Credit card companies will waive interest on a case-by-case basis, depending on both the credit card company’s policies and the cardholder’s relationship with the company. Cardholders with a long and positive account history have a better chance of getting interest charges waived, especially if the person doesn’t have a history of carrying a balance or asking for fee waivers. But even the best account history doesn’t guarantee that a card issuer will agree to take back an interest charge.
The best way to go about asking your credit card company to waive interest charges is to call customer service and explain the situation that caused the interest. Being late on a payment or only paying the minimum amount due will trigger an interest charge, for example. And if you usually pay on-time and in full, the card issuer is likely to grant an interest waiver, as long as their policy allows it.

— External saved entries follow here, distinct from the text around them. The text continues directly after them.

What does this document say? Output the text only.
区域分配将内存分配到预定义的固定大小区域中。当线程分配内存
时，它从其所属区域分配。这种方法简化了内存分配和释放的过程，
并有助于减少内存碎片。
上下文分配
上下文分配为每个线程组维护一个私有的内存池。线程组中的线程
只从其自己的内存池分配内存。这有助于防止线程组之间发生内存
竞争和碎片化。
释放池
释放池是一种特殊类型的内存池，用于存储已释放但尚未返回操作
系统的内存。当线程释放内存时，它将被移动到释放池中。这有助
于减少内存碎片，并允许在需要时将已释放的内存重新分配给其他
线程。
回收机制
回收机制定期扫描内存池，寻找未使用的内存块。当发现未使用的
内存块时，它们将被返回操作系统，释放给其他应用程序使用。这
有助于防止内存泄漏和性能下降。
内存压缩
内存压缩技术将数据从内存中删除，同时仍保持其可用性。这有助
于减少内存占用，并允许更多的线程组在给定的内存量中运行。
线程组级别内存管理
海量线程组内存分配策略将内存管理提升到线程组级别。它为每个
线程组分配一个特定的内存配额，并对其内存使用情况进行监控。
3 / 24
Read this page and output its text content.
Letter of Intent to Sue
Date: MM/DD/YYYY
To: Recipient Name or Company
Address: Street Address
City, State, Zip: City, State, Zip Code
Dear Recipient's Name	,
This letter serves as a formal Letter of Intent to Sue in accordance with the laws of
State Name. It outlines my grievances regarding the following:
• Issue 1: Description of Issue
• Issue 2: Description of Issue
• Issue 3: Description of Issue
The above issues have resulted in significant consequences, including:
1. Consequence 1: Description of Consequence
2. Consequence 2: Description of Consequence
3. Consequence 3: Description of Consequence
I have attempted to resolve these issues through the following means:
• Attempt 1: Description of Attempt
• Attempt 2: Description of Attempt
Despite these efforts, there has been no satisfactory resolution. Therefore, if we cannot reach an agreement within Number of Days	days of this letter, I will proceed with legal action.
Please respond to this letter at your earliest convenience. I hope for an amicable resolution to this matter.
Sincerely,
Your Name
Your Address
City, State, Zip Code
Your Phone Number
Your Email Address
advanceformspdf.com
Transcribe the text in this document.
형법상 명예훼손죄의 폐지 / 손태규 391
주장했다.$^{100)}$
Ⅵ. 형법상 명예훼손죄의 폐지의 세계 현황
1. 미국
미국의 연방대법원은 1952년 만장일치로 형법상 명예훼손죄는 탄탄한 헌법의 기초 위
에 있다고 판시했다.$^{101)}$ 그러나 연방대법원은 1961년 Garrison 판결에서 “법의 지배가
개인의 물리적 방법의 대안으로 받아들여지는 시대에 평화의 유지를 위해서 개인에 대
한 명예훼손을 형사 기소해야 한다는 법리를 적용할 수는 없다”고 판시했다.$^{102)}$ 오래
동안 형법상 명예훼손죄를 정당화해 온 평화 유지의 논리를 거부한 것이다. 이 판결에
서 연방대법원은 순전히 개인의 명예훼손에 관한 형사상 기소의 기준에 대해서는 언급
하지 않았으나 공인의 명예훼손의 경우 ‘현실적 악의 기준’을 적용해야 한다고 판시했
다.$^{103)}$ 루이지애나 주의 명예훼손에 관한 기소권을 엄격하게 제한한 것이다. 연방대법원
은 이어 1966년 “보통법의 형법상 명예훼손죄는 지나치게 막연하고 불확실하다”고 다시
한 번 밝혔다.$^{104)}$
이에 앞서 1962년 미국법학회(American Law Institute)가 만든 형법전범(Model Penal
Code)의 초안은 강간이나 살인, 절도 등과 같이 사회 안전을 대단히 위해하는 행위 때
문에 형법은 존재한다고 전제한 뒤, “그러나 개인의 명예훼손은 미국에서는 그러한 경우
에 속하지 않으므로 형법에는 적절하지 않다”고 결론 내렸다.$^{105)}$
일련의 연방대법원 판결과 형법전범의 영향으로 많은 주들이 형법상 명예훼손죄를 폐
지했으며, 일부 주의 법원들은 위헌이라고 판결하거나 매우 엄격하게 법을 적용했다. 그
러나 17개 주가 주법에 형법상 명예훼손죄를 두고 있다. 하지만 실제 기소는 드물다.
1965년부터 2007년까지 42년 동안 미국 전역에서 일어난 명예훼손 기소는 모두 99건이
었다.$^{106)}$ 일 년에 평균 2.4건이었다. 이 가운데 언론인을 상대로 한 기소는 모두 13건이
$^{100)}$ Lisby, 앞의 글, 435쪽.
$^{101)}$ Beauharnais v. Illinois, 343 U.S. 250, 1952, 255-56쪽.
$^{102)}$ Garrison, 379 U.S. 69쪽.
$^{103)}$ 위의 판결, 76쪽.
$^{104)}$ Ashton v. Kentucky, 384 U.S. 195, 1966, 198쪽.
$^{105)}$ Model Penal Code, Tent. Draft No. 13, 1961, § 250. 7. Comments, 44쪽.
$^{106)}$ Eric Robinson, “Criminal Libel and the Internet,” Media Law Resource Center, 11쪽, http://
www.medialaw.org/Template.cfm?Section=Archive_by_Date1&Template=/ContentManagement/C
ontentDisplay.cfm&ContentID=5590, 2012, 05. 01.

Credit card companies are in heavy competition for your business, and many will do what it takes to keep you on as a customer - including occasionally waiving interest and fees. For example, over 40% of people who have asked their card issuer to waive a fee have been successful, according to a WalletHub credit card survey, but 1 out of 3 people have never attempted it.
It’s also worth noting that some card issuers are temporarily more lenient about interest charges after major natural disasters or during global events, such as the COVID-19 pandemic. So if you’d rather not pay an interest charge on your credit card bill – especially if you’re in a period of economic hardship that’s out of your control – there’s no harm in asking your card issuer to remove it.